About Me

I hold a Hypnotherapy Practitioner Diploma (HPD) and a Neuro Linguistic Programming (NLP) Practitioner certificate from The Quest Institute at Regent’s University, London.  The Quest Institute is the only UK hypnotherapy training school and associated professional organisation (QCHPA) whose therapeutic methodology is supported by published, peer-reviewed academic research.

As a professional cognitive hypnotherapist, I maintain memberships with the National Council for Hypnotherapy (NCH) and the Quest Cognitive Hypnotherapy Practitioner Association (QCHPA).  Both organisations require members to comply with their codes of ethics, conduct and performance.  Additionally, both organisations require members to complete 10 hours of continual professional development (CPD) annually to ensure their member’s skills are kept current.

About QCHPA

My Commitment

I am committed to helping you obtain your desired changes, but more importantly, I am committed to ensuring your personal well-being.  Should I be unable to meet either of these commitments, I will seek to provide you with some alternatives, for failure to do so would not only be considered reckless, but deeply unethical.

My Personal Journey

My personal journey towards becoming a hypnotherapist started back in high school in the late 80s.  I’m not sure if it was my psychology teacher’s laid back teaching style and/or the fact that the subject just seemed to make sense to a kid who always struggled, but whatever it was, sitting at my desk, in a room at the end of a corridor with 30 other mostly bored teenagers, was the start of my long trajectory towards becoming a cognitive hypnotherapist.

After graduation, I went on to complete my undergraduate and graduate degrees in geological engineering.  The first was at the University of Missouri – Rolla and the second from South Dakota School of Mines & Technology (SDSM&T).  Both of these degrees had absolutely nothing at all to do with psychology, and though I continued to take the odd psychology class here and there, read on the subjects of consciousness and mind-body connection in my spare time and dreamed about opening my own therapeutic practice, a geological engineer I was and a geological engineer I was going to be!

Well, life moved on as it has a way of doing and my dream of becoming a therapist seemed to be moving further away.  I met a lovely English girl who spent her time mapping ore reserves in remote parts of the planet, got married and in early 2000, moved to England.  Initially, I continued in geological engineering, but as our family and personal commitments grew, I decided to move into project management as a way of staying closer to home.  Though I missed the field work and technical elements of my previous career, I found project management to actually be a better fit.
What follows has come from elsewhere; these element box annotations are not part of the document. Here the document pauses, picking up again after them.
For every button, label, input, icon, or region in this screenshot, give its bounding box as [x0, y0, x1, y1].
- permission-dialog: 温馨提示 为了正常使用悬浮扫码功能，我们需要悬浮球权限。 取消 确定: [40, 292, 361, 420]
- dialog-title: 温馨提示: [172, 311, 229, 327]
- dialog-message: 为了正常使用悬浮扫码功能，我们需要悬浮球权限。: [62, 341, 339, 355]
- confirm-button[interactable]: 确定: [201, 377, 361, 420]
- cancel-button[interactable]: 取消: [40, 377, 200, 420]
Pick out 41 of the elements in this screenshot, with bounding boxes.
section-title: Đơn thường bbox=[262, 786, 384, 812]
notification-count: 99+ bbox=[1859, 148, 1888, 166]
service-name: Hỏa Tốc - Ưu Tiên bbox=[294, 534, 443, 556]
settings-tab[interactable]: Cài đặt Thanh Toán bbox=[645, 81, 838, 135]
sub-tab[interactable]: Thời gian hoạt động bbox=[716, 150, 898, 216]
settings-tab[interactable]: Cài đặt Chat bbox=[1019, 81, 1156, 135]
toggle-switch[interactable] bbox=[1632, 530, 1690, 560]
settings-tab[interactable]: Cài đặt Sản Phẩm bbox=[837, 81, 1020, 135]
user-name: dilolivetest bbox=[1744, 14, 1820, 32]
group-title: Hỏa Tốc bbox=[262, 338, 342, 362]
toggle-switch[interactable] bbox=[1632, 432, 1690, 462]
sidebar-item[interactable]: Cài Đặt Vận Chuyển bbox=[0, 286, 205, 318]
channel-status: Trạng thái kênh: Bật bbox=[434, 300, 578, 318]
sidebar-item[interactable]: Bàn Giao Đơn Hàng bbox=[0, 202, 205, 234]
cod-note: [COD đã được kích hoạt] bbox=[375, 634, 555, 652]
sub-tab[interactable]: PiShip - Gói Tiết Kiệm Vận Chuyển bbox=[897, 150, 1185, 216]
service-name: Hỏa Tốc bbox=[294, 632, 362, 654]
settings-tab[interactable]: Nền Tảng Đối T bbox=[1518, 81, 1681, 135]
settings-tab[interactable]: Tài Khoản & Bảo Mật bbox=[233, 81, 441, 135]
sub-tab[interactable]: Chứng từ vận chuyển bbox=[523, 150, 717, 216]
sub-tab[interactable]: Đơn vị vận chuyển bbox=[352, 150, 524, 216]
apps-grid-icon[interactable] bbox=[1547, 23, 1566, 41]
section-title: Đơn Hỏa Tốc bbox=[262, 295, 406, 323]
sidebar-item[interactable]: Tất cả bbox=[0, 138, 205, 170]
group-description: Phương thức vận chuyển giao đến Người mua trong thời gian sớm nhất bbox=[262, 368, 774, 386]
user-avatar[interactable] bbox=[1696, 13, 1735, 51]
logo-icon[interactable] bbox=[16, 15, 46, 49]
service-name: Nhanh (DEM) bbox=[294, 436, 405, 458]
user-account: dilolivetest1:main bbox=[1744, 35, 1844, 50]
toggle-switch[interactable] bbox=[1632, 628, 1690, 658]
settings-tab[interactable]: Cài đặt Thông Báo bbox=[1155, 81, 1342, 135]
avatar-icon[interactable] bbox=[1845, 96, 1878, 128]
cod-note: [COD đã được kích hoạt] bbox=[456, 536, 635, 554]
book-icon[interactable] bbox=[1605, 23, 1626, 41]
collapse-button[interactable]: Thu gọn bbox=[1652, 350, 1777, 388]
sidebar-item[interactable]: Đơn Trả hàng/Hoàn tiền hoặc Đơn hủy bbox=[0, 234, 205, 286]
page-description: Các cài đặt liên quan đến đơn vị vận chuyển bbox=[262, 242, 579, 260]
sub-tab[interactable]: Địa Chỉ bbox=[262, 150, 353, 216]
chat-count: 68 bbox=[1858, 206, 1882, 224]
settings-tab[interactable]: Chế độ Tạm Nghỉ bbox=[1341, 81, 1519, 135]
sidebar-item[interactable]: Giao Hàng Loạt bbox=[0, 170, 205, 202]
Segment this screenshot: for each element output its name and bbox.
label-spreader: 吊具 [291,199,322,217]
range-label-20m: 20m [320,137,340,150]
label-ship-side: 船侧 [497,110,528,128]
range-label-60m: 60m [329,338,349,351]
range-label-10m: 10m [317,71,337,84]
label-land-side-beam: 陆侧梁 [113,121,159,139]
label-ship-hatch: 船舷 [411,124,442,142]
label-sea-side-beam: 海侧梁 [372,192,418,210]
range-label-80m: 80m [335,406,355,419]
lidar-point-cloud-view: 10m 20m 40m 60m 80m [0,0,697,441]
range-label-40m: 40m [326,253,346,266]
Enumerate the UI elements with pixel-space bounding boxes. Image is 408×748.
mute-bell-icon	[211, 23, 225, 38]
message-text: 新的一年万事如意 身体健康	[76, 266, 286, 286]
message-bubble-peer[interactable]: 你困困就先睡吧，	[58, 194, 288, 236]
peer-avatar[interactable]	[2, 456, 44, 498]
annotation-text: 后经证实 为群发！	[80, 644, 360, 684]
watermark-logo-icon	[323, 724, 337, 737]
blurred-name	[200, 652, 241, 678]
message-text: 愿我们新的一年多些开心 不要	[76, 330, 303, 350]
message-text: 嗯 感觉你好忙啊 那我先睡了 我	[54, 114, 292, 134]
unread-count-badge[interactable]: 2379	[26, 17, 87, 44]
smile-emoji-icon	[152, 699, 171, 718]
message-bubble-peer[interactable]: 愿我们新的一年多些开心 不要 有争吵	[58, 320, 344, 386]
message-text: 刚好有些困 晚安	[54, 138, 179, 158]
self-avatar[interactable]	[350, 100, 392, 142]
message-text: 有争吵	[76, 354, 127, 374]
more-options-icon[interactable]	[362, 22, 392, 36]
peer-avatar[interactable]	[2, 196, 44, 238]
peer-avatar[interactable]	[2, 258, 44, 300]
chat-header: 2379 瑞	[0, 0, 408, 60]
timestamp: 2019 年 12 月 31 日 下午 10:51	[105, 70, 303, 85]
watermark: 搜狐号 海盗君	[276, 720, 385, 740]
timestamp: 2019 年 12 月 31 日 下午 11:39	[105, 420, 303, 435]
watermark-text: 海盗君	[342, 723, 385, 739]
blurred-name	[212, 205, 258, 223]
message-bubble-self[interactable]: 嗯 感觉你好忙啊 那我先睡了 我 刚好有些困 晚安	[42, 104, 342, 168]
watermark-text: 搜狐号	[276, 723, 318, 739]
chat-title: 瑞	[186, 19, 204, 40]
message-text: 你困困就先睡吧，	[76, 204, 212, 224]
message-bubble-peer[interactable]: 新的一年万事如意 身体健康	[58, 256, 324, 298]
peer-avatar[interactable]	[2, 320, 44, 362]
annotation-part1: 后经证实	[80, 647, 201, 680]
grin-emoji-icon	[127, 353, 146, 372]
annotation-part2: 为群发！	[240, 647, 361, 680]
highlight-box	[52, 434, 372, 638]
Project management always involves an element of change management.  Change management is, in my view, all about assisting employees transition to a new way of working and making that change as painless as possible.  On a personal level, it involves building relationships, gaining trust, dedicating time to listen so people are able to express their concerns and fears, and at times, being available to offer sensitive and confidential support.  In a nut shell, all the things which naturally resonate with me as a cognitive hypnotherapist.

Over the years, it became more and more evident that I had two choices.  I could either continue along a path dictated by beliefs I had held as a teenager or step into the unknown and into a career that aligned with my true nature and innate abilities.

It took quite a few conversations and several more years of hemming and hawing because sometimes, as you know, change can be difficult… even when you know it’s the right thing to do.  Eventually, the stars aligned, as they say, and I took my first decisive step.

Having now completed my training at the Quest Institute at Regent’s University London, I am a fully qualified cognitive hypnotherapist and NLP practictioner working in partnership with my clients, as they too, move along their change journey.

It’s been a long time coming, but in the end I wouldn’t have wanted my journey to be any other way.